It has sourced black varieties of cabbage, potato and pear from British growers, and is planning to make them available for the rest of the season.
Shetland Black potatoes are already on sale in some stores and, according to the supermarket, are proving very popular with shoppers despite the hefty £1.89/kg price tag.
The potatoes are a small, indigenous variety with a blue-black skin and can be baked or roasted. Less prolific than some commercial varieties, they are hardy and slightly more resistant to blight. Once the principal crop on the Scottish islands and with a history dating back to the 1920s, they have since been replaced by other varieties and pushed to the brink of extinction. However, specialist potato supplier Solanum has kept the variety alive and now grows it near St Andrews, Fife, on the mainland.

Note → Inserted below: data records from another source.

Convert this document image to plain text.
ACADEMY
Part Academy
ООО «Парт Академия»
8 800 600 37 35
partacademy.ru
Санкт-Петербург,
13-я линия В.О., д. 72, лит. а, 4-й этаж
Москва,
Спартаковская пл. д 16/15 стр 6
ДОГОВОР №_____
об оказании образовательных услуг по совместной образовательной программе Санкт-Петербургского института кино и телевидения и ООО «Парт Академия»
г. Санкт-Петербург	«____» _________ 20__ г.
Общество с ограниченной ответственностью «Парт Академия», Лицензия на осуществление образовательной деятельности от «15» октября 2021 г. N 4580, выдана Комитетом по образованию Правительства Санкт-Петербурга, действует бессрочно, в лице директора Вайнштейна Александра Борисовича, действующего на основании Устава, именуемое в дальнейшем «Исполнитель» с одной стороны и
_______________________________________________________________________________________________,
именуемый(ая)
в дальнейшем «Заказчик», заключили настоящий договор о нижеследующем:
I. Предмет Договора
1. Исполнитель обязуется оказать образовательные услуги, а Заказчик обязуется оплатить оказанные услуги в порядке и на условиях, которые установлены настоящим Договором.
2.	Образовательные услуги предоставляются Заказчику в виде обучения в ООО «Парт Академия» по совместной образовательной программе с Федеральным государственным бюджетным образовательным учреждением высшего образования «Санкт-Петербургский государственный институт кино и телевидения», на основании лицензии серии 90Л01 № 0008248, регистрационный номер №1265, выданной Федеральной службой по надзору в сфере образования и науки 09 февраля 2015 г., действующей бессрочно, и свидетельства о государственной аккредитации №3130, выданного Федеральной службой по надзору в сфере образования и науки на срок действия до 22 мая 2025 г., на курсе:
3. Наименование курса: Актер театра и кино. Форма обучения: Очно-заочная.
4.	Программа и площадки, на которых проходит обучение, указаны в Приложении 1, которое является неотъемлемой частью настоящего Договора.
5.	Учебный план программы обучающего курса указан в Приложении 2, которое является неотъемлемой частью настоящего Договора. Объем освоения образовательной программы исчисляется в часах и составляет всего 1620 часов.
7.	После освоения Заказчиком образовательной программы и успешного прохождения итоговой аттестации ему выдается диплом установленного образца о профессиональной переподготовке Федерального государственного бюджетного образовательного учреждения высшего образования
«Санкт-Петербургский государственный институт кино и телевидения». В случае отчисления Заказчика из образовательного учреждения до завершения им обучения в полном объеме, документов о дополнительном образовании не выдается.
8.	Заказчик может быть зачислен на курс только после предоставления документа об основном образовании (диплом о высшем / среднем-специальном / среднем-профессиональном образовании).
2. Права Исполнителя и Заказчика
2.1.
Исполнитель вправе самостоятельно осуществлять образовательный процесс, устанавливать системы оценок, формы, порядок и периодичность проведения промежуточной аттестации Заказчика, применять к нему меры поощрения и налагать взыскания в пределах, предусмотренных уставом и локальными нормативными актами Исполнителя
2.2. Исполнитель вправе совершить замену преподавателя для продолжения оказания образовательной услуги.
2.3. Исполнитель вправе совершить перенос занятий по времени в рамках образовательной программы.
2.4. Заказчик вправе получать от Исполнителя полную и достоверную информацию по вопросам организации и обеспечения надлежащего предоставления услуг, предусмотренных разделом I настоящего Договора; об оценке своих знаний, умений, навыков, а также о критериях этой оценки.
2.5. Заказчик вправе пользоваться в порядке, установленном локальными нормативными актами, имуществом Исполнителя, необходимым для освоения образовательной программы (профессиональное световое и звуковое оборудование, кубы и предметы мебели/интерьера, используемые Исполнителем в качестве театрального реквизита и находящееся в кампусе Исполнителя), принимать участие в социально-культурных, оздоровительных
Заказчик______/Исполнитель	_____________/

Vegetable buyer Peter Cooke said: "We have seen a real trend towards heritage varieties that deliver flavour and at the same time reflect historic culinary traditions."
The black cabbage on offer is the Cavolo, which is popular elsewhere in Europe.
It is now being grown in East Anglia and will be sold in Waitrose stores until January next year, priced at £1.19 for 200 grams.
Black Worcester pears, grown for their culinary properties and versatility, will also be stocked. Set to debut in November, they will cost £1.69 per punnet.
Examples of these fruit are grown at the National Fruit Collection at Brogdale, Kent, along with 3,500 varieties of apple, pear and plum to preserve traditional UK varieties for possible commercial cultivation by future generations.
Waitrose said that the idea behind sourcing unusual produce not sold by other retailers is to provide customers with greater choice and variety.